Image from Bureau of Engraving and Printing’s website.
For a year before law school, from 1985 to 1986, I worked as a financial auditor with the Irving Trust Company in the belly of the Wall Street capitalist beast that loved the money flowing during Reagan’s reign. I know by now that enlightened capitalists exist, but on Wall Street I often felt like I was searching for a needle in the haystack, including with the unapologetic and very open racially insensitive comments of too many of my colleagues in the financial auditing department, even when not at happy hour, of which there were many. For personal growth, of great benefit to me at this job was rubbing elbows with a much larger cross section of people than I had ever dealt with before on a daily basis,
My job at Irving Trust seemed neither to contribute much to nor detract from society. I essentially was obtaining and reviewing raw data to assure that the bank was following proper accounting, financial, and regulatory controls, in order to protect the bank’s profits, to keep shareholders and customers happy, and to keep bank regulators interested in spending most of their time elsewhere. I liked having a chance for the first time in my life to live a full year on the income I earned myself, and ordinarily to be living on bankers’ hours with plenty of free time on the weekends and evenings to enjoy Manhattan, except when holed up at hotels on a few assignments in upstate New York.

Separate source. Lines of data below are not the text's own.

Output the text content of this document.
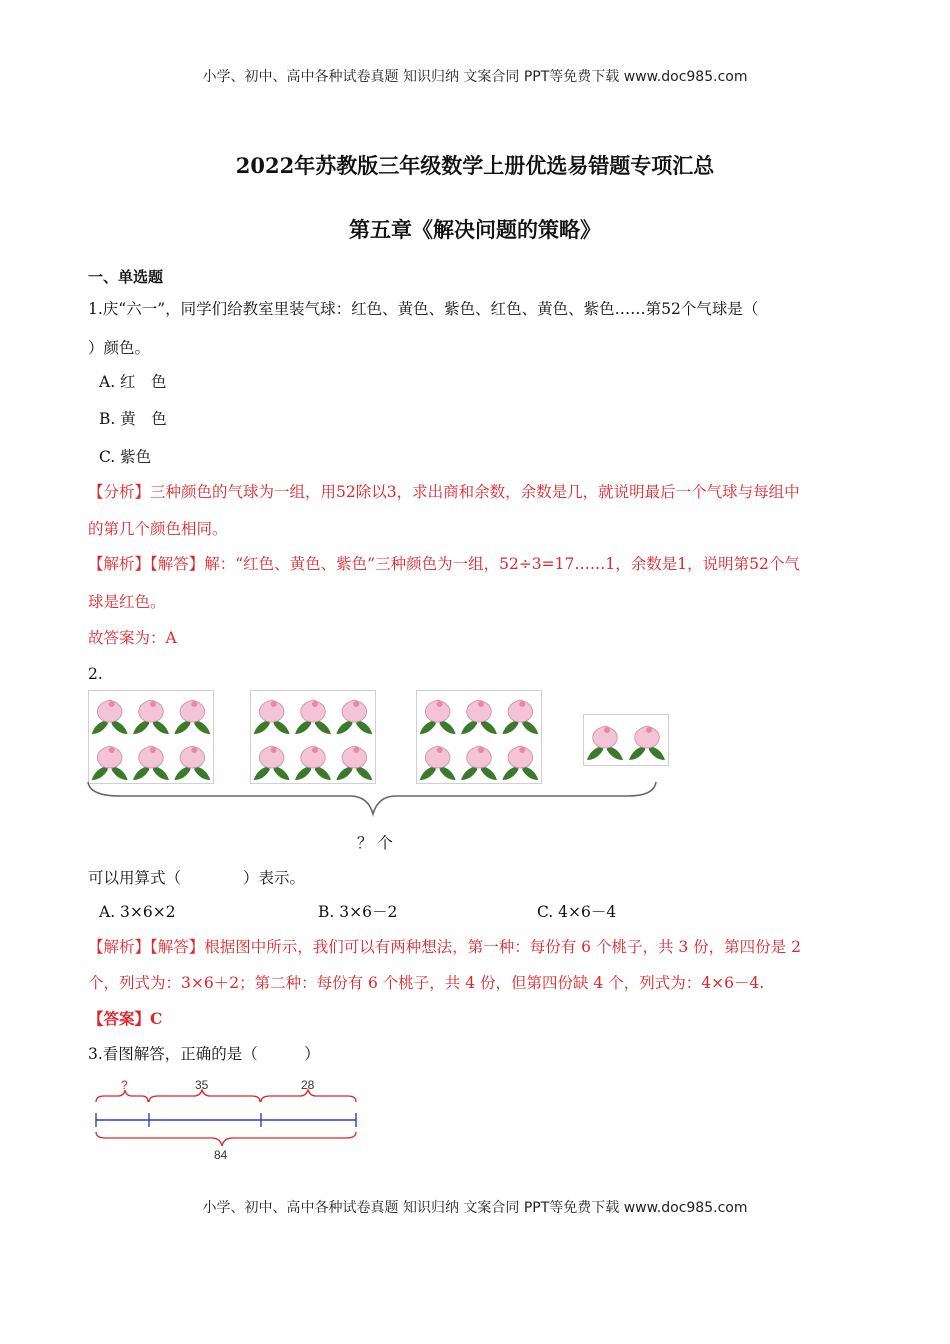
小学、初中、高中各种试卷真题 知识归纳 文案合同 PPT等免费下载 www.doc985.com
2022年苏教版三年级数学上册优选易错题专项汇总
第五章《解决问题的策略》
一、单选题
1.庆“六一”，同学们给教室里装气球：红色、黄色、紫色、红色、黄色、紫色……第52个气球是（
）颜色。
A. 红　色
B. 黄　色
C. 紫色
【分析】三种颜色的气球为一组，用52除以3，求出商和余数，余数是几，就说明最后一个气球与每组中
的第几个颜色相同。
【解析】【解答】解：“红色、黄色、紫色”三种颜色为一组，52÷3=17……1，余数是1，说明第52个气
球是红色。
故答案为：A
2.
？ 个
可以用算式（　　　　）表示。
A. 3×6×2	B. 3×6－2	C. 4×6－4
【解析】【解答】根据图中所示，我们可以有两种想法，第一种：每份有 6 个桃子，共 3 份，第四份是 2
个，列式为：3×6＋2；第二种：每份有 6 个桃子，共 4 份，但第四份缺 4 个，列式为：4×6－4.
【答案】C
3.看图解答，正确的是（　　　）
?	35	28
84
小学、初中、高中各种试卷真题 知识归纳 文案合同 PPT等免费下载 www.doc985.com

I did not find anything to whistleblow about at Irving Trust — I made clear in brief words to my colleagues my attachment to the American Civil Liberties Union’s agenda — although I cannot imagine any fears that would prevent me from doing so anywhere. Of course, some people pay a high price for whistleblowing. One of them is Cynthia Fitzgerald, who relocated to a new city and joined a very large health care company, all bright eyed and bushy tailed. Read this article and see this video to see how lonely and costly it can become for such pure-intentioned people as Ms. Fitzgerald to blow whistles from within the capitalist beast’s belly, rather than keeping focused on the almighty dollar. Jon Katz.